Padrón recordó que poco después del acuerdo, en Colombia “ganaron las elecciones quienes estuvieron en contra” de firmarlo, es decir quienes “siempre hicieron propaganda en contra”: el ex presidente y líder de la ultraderecha, Álvaro “Uribe” y su hombre en el gobierno, Iván “Duque”.

Consecuencia de ello es que hace pocas semanas se produjo “la vuelta a la guerrilla de una parte muy menor de las FARC” que evaluó la imposibilidad de la paz con la reacción colombiana, cuya política sigue siendo la guerra sucia y el exterminio de los representantes populares.

Esa movida “da la excusa perfecta al gobierno” de Duque “para decir que el acuerdo no servía”, pero sin mencionar el “montón de asesinatos” contra exguerrilleros y activistas sindicales, indígenas, campesinos, feministas…

“Le da a Duque la oportunidad de armar un paquete y meter a Venezuela” en el embrollo, acusando falsamente “al gobierno” del presidente Nicolás “Maduro” de estar supuestamente “apoyando a esa guerrilla” reactivada.

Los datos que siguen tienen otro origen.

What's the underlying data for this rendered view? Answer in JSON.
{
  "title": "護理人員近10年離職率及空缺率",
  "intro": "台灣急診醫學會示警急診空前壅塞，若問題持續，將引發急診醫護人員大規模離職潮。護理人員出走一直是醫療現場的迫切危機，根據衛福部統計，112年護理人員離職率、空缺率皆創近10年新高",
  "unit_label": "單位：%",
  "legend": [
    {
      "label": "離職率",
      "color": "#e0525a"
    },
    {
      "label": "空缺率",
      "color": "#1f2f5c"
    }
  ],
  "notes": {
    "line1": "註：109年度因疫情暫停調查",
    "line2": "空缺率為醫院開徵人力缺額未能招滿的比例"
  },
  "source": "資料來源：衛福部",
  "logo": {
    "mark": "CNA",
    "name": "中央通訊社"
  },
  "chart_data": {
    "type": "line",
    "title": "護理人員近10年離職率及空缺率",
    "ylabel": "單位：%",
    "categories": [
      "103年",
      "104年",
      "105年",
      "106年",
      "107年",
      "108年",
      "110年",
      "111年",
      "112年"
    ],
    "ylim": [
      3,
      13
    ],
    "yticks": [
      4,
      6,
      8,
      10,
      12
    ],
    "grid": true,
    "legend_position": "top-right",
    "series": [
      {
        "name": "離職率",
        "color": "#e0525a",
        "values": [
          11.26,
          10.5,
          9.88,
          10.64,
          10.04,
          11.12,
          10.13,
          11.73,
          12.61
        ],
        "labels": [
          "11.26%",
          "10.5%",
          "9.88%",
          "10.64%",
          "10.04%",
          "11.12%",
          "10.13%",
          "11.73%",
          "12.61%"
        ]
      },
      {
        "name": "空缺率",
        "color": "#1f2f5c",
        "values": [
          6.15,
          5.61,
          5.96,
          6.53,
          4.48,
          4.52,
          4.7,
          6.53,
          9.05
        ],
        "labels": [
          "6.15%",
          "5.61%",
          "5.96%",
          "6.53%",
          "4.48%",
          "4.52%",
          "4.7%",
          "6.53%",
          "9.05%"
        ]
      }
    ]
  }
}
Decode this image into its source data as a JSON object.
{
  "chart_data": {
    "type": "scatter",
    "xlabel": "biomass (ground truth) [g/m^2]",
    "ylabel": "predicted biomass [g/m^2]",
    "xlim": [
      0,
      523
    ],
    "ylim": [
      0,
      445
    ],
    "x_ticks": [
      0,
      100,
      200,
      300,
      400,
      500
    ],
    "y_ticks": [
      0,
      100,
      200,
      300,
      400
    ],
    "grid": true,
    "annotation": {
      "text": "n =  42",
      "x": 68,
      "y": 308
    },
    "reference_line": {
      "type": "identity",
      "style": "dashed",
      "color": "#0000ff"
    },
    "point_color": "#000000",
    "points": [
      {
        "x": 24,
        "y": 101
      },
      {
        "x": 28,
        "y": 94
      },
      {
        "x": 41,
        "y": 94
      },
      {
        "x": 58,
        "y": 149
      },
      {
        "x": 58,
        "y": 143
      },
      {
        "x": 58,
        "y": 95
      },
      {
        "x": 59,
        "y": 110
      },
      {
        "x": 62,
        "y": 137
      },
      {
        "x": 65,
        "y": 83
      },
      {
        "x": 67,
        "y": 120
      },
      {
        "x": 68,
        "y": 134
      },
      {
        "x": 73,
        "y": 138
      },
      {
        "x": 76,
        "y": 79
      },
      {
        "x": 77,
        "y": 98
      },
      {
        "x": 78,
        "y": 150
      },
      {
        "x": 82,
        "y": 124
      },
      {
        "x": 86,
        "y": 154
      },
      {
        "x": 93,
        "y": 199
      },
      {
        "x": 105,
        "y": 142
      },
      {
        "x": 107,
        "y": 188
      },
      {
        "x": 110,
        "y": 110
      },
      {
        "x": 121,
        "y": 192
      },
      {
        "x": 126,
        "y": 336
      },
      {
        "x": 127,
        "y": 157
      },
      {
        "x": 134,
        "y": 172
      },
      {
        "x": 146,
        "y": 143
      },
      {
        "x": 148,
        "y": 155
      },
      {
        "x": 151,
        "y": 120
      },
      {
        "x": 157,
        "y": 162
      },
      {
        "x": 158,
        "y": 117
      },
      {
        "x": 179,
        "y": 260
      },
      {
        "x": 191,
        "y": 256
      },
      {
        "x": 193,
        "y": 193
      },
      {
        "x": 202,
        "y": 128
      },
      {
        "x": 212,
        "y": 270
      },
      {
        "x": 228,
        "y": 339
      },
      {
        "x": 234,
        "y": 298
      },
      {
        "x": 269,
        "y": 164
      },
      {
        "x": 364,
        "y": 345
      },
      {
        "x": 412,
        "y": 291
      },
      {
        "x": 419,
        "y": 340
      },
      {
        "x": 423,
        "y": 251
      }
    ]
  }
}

Es así como desde la semana pasada el gobierno colombiano está “movilizando al Ejército en la frontera” y con esto, a su vez, también en Venezuela “se fortalece el protagonismo militar”, generándose “un combo muy peligroso” para ambos países y toda Latinoamérica.

En Colombia “el diálogo queda entre paréntesis”, el proceso de paz “todavía no está muerto”, pero en el plano fronterizo y regional “anda mucho militar en América Latina en la vuelta” generando un “protagonismo” indeseable. “Podríamos estar” ante la “situación riesgosa” de que “se rompa la paz en América Latina” y haya “un conflicto armado”.

El columnista señaló asimismo que “estas cosas también están dentro de Uruguay. Cuidado”, advirtió, porque “de a poco van naturalizándose estos discursos” fascistizantes y militaristas. “Si uno no los enfrenta desde el comienzo, después comienzan a ser asumidos” socialmente, recordó.

Con relación a todo ello, el futuro inmediato de Latinoamérica estará signado por el abismo infinito de la guerra o no, “dependiendo de lo que se resuelva” hoy lunes 23 en Naciones Unidas, al haber un grupo de gobiernos de derecha que quieren habilitar una guerra contra Venezuela, con el respaldo de la secretaría general de la OEA y el gobierno de EEUU.

“Ojalá prime la racionalidad” y que “no sean esos ruidos de guerra los que triunfen en estas horas allá en el norte”, deseó el analista de M24.